We bring people in by the stories we tell. It is that simple. We connect through our stories-our trials, our weaknesses, our hurt, our pain, our insights, our successes and mostly, our failure. It seems that people respond to vulnerability in sharing these moments and stories. The stories connect us to each other because we spend so much time creating alternate realities where our family is always happy, we are always planning our next trip, or we are spiritually evolved and we do it all through social media. We don’t just read or see what people post. We interact with it. We co-construct the meaning of it based on our own lens, our own experiences, our own understanding and view of the world or the relationship we have with the person who posted.

A friend posted this today. It got me thinking about what we think we know and how our level of understanding and not knowledge, is the filter for that story. If you think you know me, but don’t understand me, you will only know me through your experiences. If you understand me, and what I have said doesn’t sound right to you, or make sense to you, or hurts you, you will pause and you will think…Now what I know of her would lead me to believe that perhaps my knowledge of this is skewed. You will give me the benefit of the doubt because you will know that my intention would never be to hurt you or disrespect you or something you hold dear.

As we go deeper into this social media world where misunderstanding and grandstanding are rampant, we need to pause and consider how we have understood something rather than claim to know something.

I wonder, what if for one day, just one day, we were all honest on Facebook?

What if we told the truth about how we felt and didn’t filter. What if we could tell our stories and people would respond with acceptance and seek understanding.

Would we paint ourselves in a different light? What are the stories we are comfortable sharing and those that we keep locked up and only share with those who we know understand and don’t judge?

Recently I had a response that surprised me to something I wrote. I wondered, how do we tell our stories without also telling the stories of others? Is it possible to speak only about ourselves without connection to some relationship?
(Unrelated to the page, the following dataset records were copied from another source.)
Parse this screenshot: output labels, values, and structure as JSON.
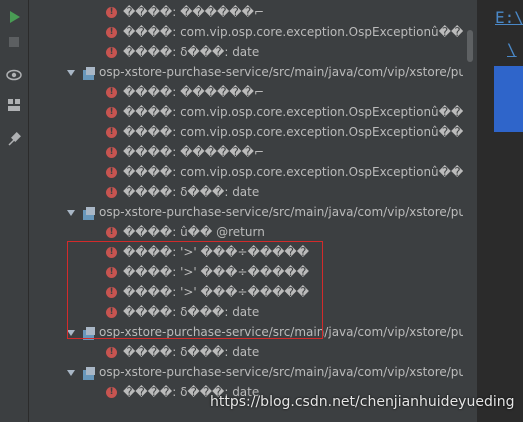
{
  "editor": {
    "path_label": "E:\\",
    "path_label2": "\\"
  },
  "tree": {
    "rows": [
      {
        "type": "error",
        "text": "����: ������⌐"
      },
      {
        "type": "error",
        "text": "����: com.vip.osp.core.exception.OspExceptionû�� @"
      },
      {
        "type": "error",
        "text": "����: δ���: date"
      },
      {
        "type": "file",
        "text": "osp-xstore-purchase-service/src/main/java/com/vip/xstore/pu"
      },
      {
        "type": "error",
        "text": "����: ������⌐"
      },
      {
        "type": "error",
        "text": "����: com.vip.osp.core.exception.OspExceptionû�� @"
      },
      {
        "type": "error",
        "text": "����: com.vip.osp.core.exception.OspExceptionû�� @"
      },
      {
        "type": "error",
        "text": "����: ������⌐"
      },
      {
        "type": "error",
        "text": "����: com.vip.osp.core.exception.OspExceptionû�� @"
      },
      {
        "type": "error",
        "text": "����: δ���: date"
      },
      {
        "type": "file",
        "text": "osp-xstore-purchase-service/src/main/java/com/vip/xstore/pu"
      },
      {
        "type": "error",
        "text": "����: û�� @return"
      },
      {
        "type": "error",
        "text": "����: '>' ���÷�����"
      },
      {
        "type": "error",
        "text": "����: '>' ���÷�����"
      },
      {
        "type": "error",
        "text": "����: '>' ���÷�����"
      },
      {
        "type": "error",
        "text": "����: δ���: date"
      },
      {
        "type": "file",
        "text": "osp-xstore-purchase-service/src/main/java/com/vip/xstore/pu"
      },
      {
        "type": "error",
        "text": "����: δ���: date"
      },
      {
        "type": "file",
        "text": "osp-xstore-purchase-service/src/main/java/com/vip/xstore/pu"
      },
      {
        "type": "error",
        "text": "����: δ���: date"
      }
    ]
  },
  "watermark": "https://blog.csdn.net/chenjianhuideyueding",
  "colors": {
    "background": "#3c3f41",
    "error": "#c75450",
    "highlight": "#d22b2b",
    "link": "#4a88c7"
  }
}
Some memory?

We all tell stories. Even if we think we are accurate and honest in portraying who we are, the experiences we had, and our perceptions of them, these stories are still our interpretation of these events that we string together into a narrative that has made sense to us.

Interactions with others may come to disrupt it, but most often, our stories are our perceptions…end of story.

I was listening to an episode of Dear Sugar: Former Hellraisers (Should We Share Our Past With Our Children?) and the visiting writer, Mary Karr, talked about when we tell our children the truth of our past and how we do it. The hosts, Cheryl Strayed and Steve Almond, spoke to the guest speaker, Mary Karr, about what we choose to share and what we don’t share when considering what we tell your children, but also how we represent others in those stories.

When we tell our stories, and risk our perceptions publicly, then we need to be prepared for the response. I saw a video of Brené Brown the other day when I was reading: The Brené Brown Manifesto: Why this woman is my hero and future mentor. In her talk about why “Why Your Critics Aren’t The Ones Who Count”, Brené Brown says,

“I want to create. I want to make things that didn’t exist before I touched them. I want to show up and been seen in my work and in my life. And if you are going to show up and be seen there is only one guarantee. You will get your ass kicked…if courage is a value that we hold, this is a consequence. You can’t avoid it…and if you aren’t in the arena, also getting your ass kicked, then I’m not interested in your feedback.”

When I receive emails, messages, chats in the hallways at work, and phone calls from those who have read my work thanking me for making them feel a little less alone, a little less of an outcast, a little less shamed, then I know the risk is worth it.

It is worth it because one thing I know, courage begets more courage. The more we can be who we really are, the more we will see others as they truly are and for me, that is the whole point.

Show up. Be seen. Be vulnerable. And ultimately, connect.